Usage is then dead simple, as long as “launching” is as simple as showing something on the UI or hiding it:

It’s a bit of a quick hack, of course, and far from a complete or well-done (or flexible, or …) solution in so many ways. But it was great to see that a few lines of code added so much value to rolling out a feature. Feel free to let me know what you think or if you’re interested in using more of this. And who knows, maybe it becomes a little Gem… :-)

 




  • Hi Hendrik!
    I wouldn’t call this Dark launching, as the new code is not exercised. I would call this simply (binary) a feature toggle. For it to be a Dark launch, I expect the new system or code to receive calls, so that you can observe whether the “dark” system/code will handle the load it will receive once public, and the correctness of the results it produces. These results, however, aren’t made public. Hence the system operates in the “dark”, in the shadows of the real system that the public can see.

    • hendrikbeck

      Hey Fredrik,

      thanks for your comment.

      I don’t actually want to try too hard to defend what I did here, wasn’t really my finest hour and more of a little hack than anything serious.

      But since for the sake of the argument: I would say you could use the toggle to limit access to new features on different levels. For example, the pieces of code that receive calls can be open and let load onto the system while at the same time limiting certain UI features that give users access to the new data. In that case it would satisfy your definition of dark launching, wouldn’t it?

      So, my point is that it’s rather up to how you use it whether it’s dark launching or just toggling a few lines of code.

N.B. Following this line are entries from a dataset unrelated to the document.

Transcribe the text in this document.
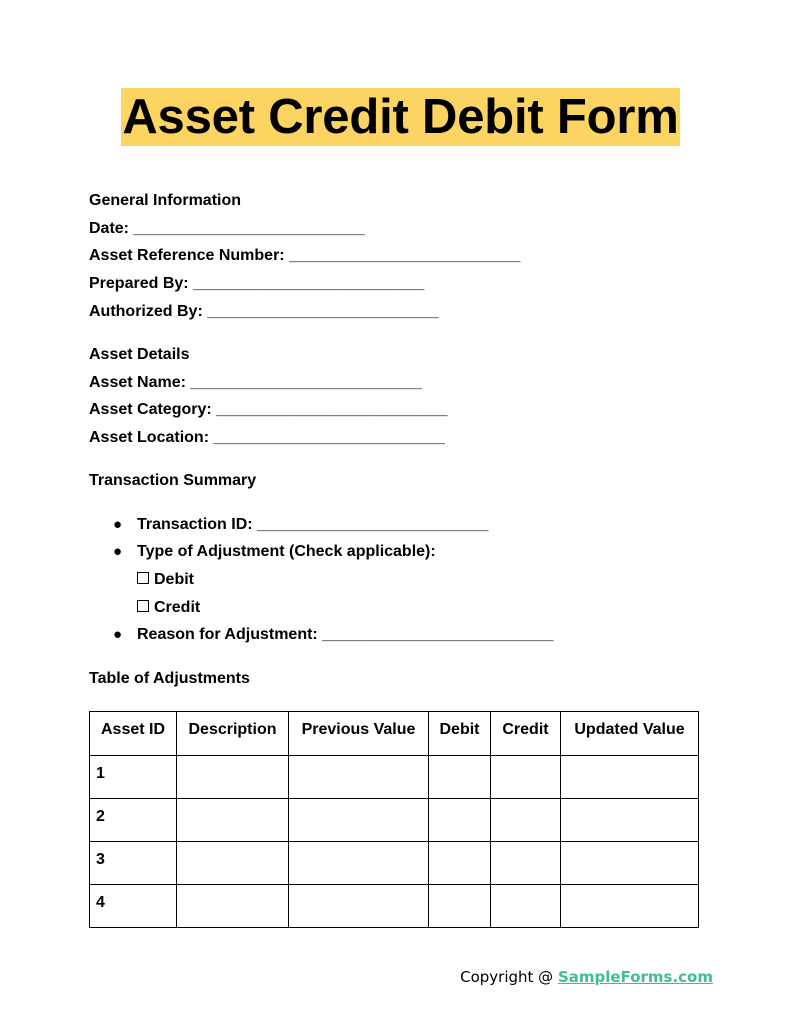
Asset Credit Debit Form
General Information
Date: __________________________
Asset Reference Number: __________________________
Prepared By: __________________________
Authorized By: __________________________
Asset Details
Asset Name: __________________________
Asset Category: __________________________
Asset Location: __________________________
Transaction Summary
● Transaction ID: __________________________
● Type of Adjustment (Check applicable):
Debit
Credit
● Reason for Adjustment: __________________________
Table of Adjustments
Asset ID	Description	Previous Value	Debit	Credit	Updated Value
1					
2					
3					
4					
Copyright @ SampleForms.com
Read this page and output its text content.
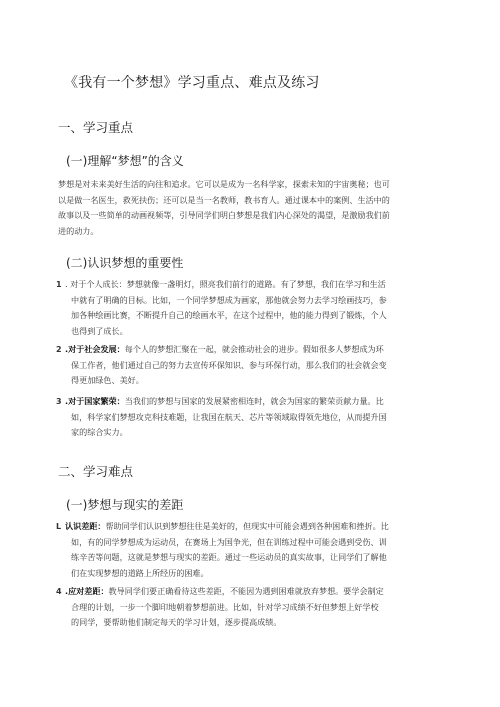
《我有一个梦想》学习重点、难点及练习
一、学习重点
(一)理解“梦想”的含义
梦想是对未来美好生活的向往和追求。它可以是成为一名科学家，探索未知的宇宙奥秘；也可
以是做一名医生，救死扶伤；还可以是当一名教师，教书育人。通过课本中的案例、生活中的
故事以及一些简单的动画视频等，引导同学们明白梦想是我们内心深处的渴望，是激励我们前
进的动力。
(二)认识梦想的重要性
1 . 对于个人成长：梦想就像一盏明灯，照亮我们前行的道路。有了梦想，我们在学习和生活
中就有了明确的目标。比如，一个同学梦想成为画家，那他就会努力去学习绘画技巧，参
加各种绘画比赛，不断提升自己的绘画水平，在这个过程中，他的能力得到了锻炼，个人
也得到了成长。
2 .对于社会发展：每个人的梦想汇聚在一起，就会推动社会的进步。假如很多人梦想成为环
保工作者，他们通过自己的努力去宣传环保知识、参与环保行动，那么我们的社会就会变
得更加绿色、美好。
3 .对于国家繁荣：当我们的梦想与国家的发展紧密相连时，就会为国家的繁荣贡献力量。比
如，科学家们梦想攻克科技难题，让我国在航天、芯片等领域取得领先地位，从而提升国
家的综合实力。
二、学习难点
(一)梦想与现实的差距
L 认识差距：帮助同学们认识到梦想往往是美好的，但现实中可能会遇到各种困难和挫折。比
如，有的同学梦想成为运动员，在赛场上为国争光，但在训练过程中可能会遇到受伤、训
练辛苦等问题，这就是梦想与现实的差距。通过一些运动员的真实故事，让同学们了解他
们在实现梦想的道路上所经历的困难。
4 .应对差距：教导同学们要正确看待这些差距，不能因为遇到困难就放弃梦想。要学会制定
合理的计划，一步一个脚印地朝着梦想前进。比如，针对学习成绩不好但梦想上好学校
的同学，要帮助他们制定每天的学习计划，逐步提高成绩。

What do you think?

      Cheers
      Hendrik

      • Well, I’ve seen code _very_ similar to that work just fine. The biggest challenge I’ve seen with toggles is knowing what you’ve tested, since all those flippers/switches/toggles/gates can be … toggled/switched on/off and typically at runtime. So what code paths did we actually massage in our pipeline(s) – where they relevant to what we’ll have running in production? (Second biggest issue is maintenance and knowing when to remove switches, but that’s highly tied to the context and whether you have control of all production sites or not (not = you deliver to other organisations who in turn develop software based on what you’ve built).)

        I think the point of “dark launching” is that whatever you just deployed (let’s call it “next” version), is actually taking on load from real production data (calls, requests, queues, …) so you can observe the “next” version’s behavior without exposing it publicly (so, “in the dark”). (Thus, if the code deployed is not processing production data, I wouldn’t call it a “dark launch”.) This way, you could say that the problem above – “what did we test, and does it say anything about what will run in production?” – is handled by letting the “next” version run along side the “current”, until we’re sufficiently happy that it will work and perform as needed.

        Does this makes sense to you?